Infidelity is widely recognized as a significant factor leading to divorce in North America. The same observation applies to the couples in the City of Vaughan and other parts of the Greater Toronto Area. Research findings vary, with reported rates of extramarital affairs ranging from 15% to 40% for women and 30% to 47% for men.
Couple and family therapists have noted that dealing with the aftermath of infidelity poses considerable challenges for both married and common law couples, as well as for dating couples. However, our experience suggests that when both partners are committed to addressing the affair and rebuilding trust within the relationship, the success rate of recovering from an extramarital affair, or any other form of infidelity, is quite high. This is especially true if the couple is working with a competent marriage counsellor or couples therapist.

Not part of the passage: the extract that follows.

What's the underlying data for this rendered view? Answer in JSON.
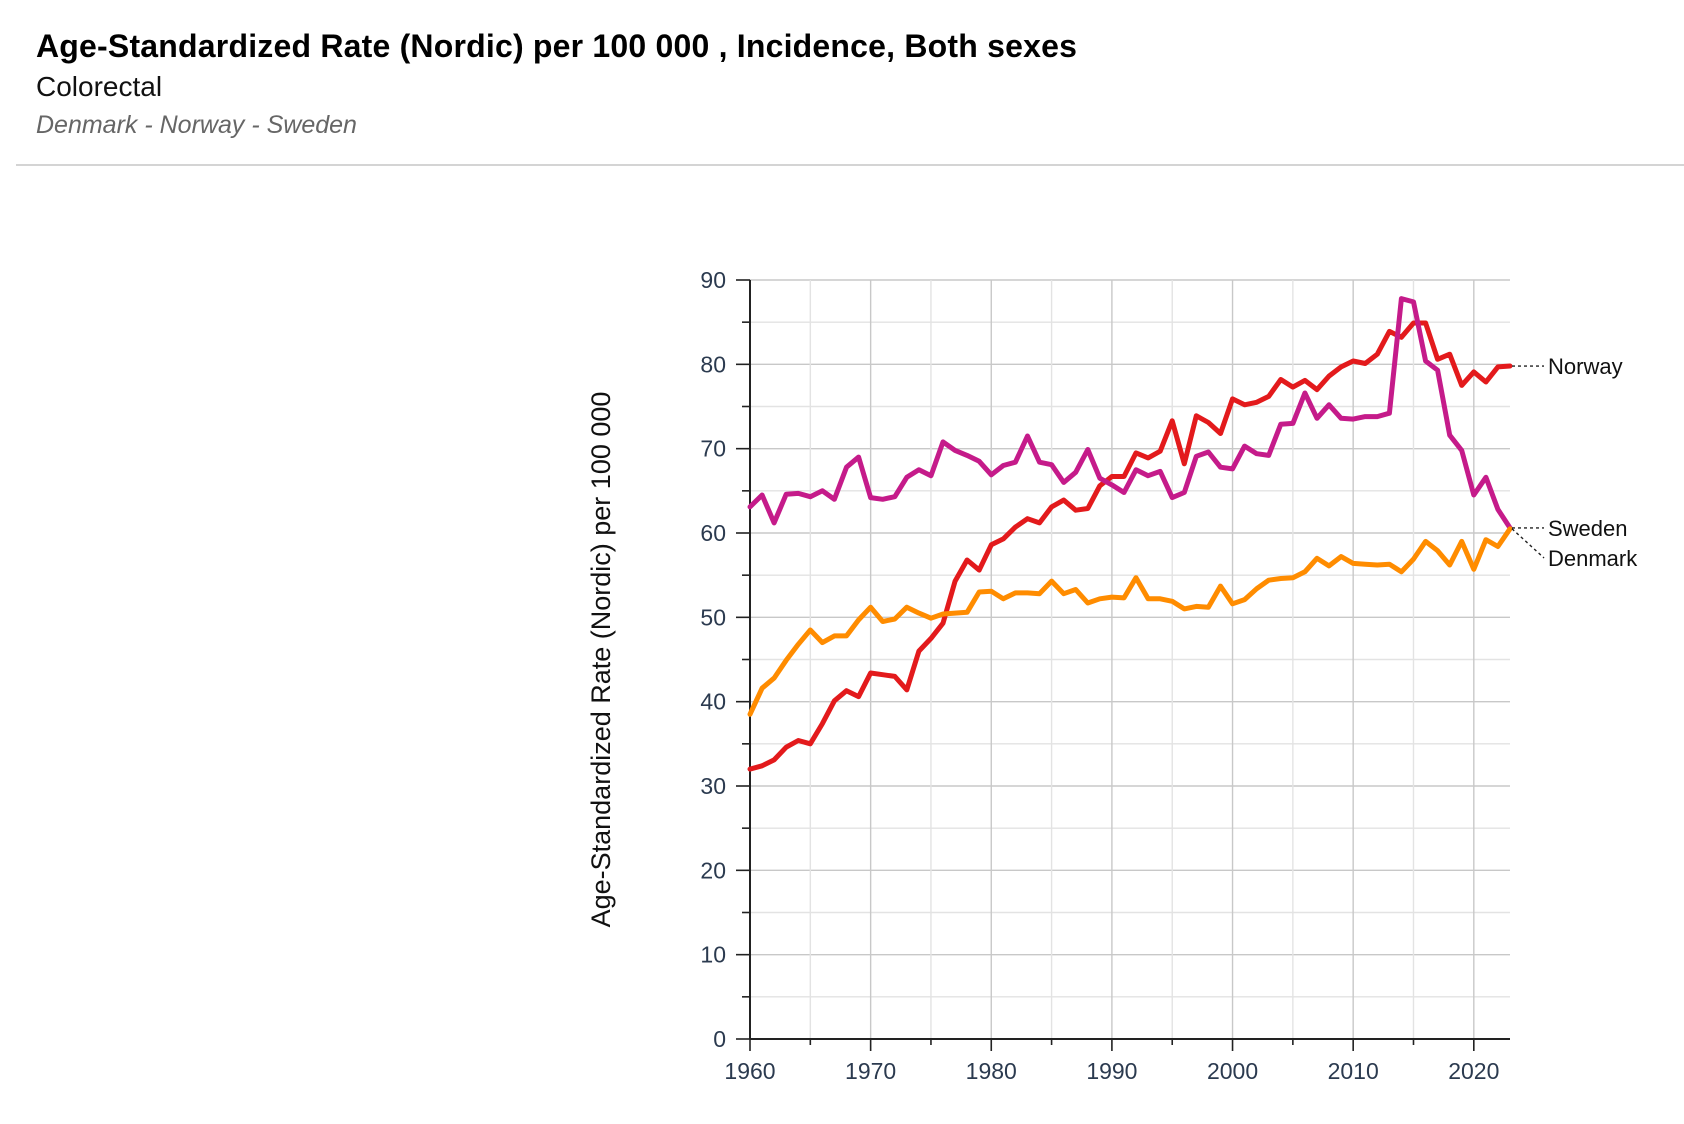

An extramarital affair inflicts deep wounds at the very heart of a relationship, eroding trust in its wake. One partner invariably bears the brunt of the emotional injury. If the couple wishes to salvage their relationship, it is beneficial for the injured partner to embark on the journey of forgiveness, aiming to release hurt feelings and resentment. However, it is important to note that while forgiveness can be a potent tool for overcoming the consequences of infidelity, it does not guarantee reconciliation. In some cases, even after forgiveness, partners choose to part ways. More often than not, with the support of an experienced therapist, couples opt to remain together and embark on the path of rebuilding the trust that was once lost.